What is the first thing people should do about dark data? Is it to identify the data, collate and store it, or should they first decide whether or not they can or should use that data? And, if they don't need it, should they find a way to expunge it?
Tully: It's certainly all of the above. What it really comes down to is better data governance. I was on a couple of panels this week in Washington, D.C., and one of the questions I had was: 'What are the biggest challenges in the big data realm right now?' Outside of having to weld together a number of systems to get a reasonable solution from the open source realm, the people most successful with data overall are people who have strong data governance programs. That is, in terms of understanding which data is being collected, how it's being collected, the PII [personally identifiable information] involved in that data, and then in terms of who's consuming that data and what purposes it's being consumed for, how it's being cataloged and how it's being used.
Data governance can play a humongous and very strong role in helping customers get hold of their dark data.
What should companies be doing to deal with all this dark data?
Tully: The first thing is making sure they're collecting the data. The bulk is data being logged and not being collected, and it becomes zombie data and then gets rolled out over time because of log expiration.
What they should be doing is applying strong data governance to it. There's expiration on the data; there's making sure PII is being applied to that data; and then there's teaching new skills to people within the company to help them be able to cope with it.
One of the questions in the survey mentioned that business leaders said the top obstacles to recovering the dark data is the volume of the data and the lack of necessary skills. Training will be part of that solution. I oftentimes see this firsthand where, irrespective of whether the data is dark or not, just the sheer volume of data can be very overwhelming, and by the time most analysts consume that data, it shows up in dashboard form. Oftentimes, people that consume data in those types of dashboard environments feel a little bit reluctant to dig in and figure out how to go deeper.
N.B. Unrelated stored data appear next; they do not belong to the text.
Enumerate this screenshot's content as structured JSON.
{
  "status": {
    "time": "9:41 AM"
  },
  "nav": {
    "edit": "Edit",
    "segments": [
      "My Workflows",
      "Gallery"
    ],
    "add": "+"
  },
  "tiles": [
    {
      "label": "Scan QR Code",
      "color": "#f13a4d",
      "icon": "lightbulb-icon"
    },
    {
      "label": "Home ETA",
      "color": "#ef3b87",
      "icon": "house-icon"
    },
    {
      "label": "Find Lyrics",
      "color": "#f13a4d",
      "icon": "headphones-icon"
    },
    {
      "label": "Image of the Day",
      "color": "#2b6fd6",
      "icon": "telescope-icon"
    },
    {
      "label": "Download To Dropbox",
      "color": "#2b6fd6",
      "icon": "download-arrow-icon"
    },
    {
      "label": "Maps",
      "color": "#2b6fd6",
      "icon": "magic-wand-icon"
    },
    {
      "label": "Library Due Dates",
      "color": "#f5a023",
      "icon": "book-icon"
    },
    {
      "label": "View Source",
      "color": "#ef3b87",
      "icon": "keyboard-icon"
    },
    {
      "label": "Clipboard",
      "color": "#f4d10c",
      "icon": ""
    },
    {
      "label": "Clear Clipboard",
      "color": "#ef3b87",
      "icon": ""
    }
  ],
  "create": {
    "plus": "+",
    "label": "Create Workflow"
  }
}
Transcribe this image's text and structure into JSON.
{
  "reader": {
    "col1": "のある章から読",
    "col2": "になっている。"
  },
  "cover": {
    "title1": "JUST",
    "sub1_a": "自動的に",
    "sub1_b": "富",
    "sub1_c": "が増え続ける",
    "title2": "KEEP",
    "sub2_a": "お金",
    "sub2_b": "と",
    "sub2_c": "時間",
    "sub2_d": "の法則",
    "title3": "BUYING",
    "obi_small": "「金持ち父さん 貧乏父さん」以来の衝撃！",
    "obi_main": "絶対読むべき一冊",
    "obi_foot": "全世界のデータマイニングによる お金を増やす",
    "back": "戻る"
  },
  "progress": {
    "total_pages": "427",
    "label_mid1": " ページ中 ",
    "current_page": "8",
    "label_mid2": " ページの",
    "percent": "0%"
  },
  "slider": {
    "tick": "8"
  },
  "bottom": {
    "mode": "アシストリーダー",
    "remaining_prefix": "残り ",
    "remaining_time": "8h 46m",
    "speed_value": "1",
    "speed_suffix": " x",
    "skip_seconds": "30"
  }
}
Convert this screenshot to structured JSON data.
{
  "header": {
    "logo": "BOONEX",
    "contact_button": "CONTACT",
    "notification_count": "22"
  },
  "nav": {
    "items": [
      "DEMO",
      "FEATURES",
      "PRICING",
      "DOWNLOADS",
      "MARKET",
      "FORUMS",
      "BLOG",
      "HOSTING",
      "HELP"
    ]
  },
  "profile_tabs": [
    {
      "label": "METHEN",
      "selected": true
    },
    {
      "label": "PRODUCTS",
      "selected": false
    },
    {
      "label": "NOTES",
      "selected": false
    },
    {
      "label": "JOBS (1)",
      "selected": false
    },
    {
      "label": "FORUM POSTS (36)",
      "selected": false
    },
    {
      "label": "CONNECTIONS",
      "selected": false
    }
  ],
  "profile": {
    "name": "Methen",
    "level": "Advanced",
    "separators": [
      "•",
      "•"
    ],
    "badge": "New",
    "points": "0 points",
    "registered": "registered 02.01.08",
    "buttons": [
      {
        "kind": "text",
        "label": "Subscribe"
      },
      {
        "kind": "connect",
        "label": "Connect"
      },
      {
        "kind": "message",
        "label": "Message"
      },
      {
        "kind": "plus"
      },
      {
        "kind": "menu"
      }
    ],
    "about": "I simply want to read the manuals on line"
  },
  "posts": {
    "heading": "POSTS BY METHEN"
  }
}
A lot of it's about learning new skills and making sure you have strong data governance.
What are the top skills people should learn to deal with this type of data?
Tully: One is getting a better understanding of how the data even got there. Being willing to peel back the covers just a little bit more to understand how the data got there and who is behind the scenes preparing it. Being comfortable speaking to those people and understanding the process will better help them be less reluctant to take on the challenges of wanting to get different formats of the data or different reports.
Programming skills are very important. If you want to see dashboards in different forms, one thing you'll do is take the base data set offline and do some light coding against it. Some lightweight Python, some lightweight R -- even taking the data if it's small enough and putting it into Excel and being able to write macros against it is enough to have a basic approach to dealing with this type of data.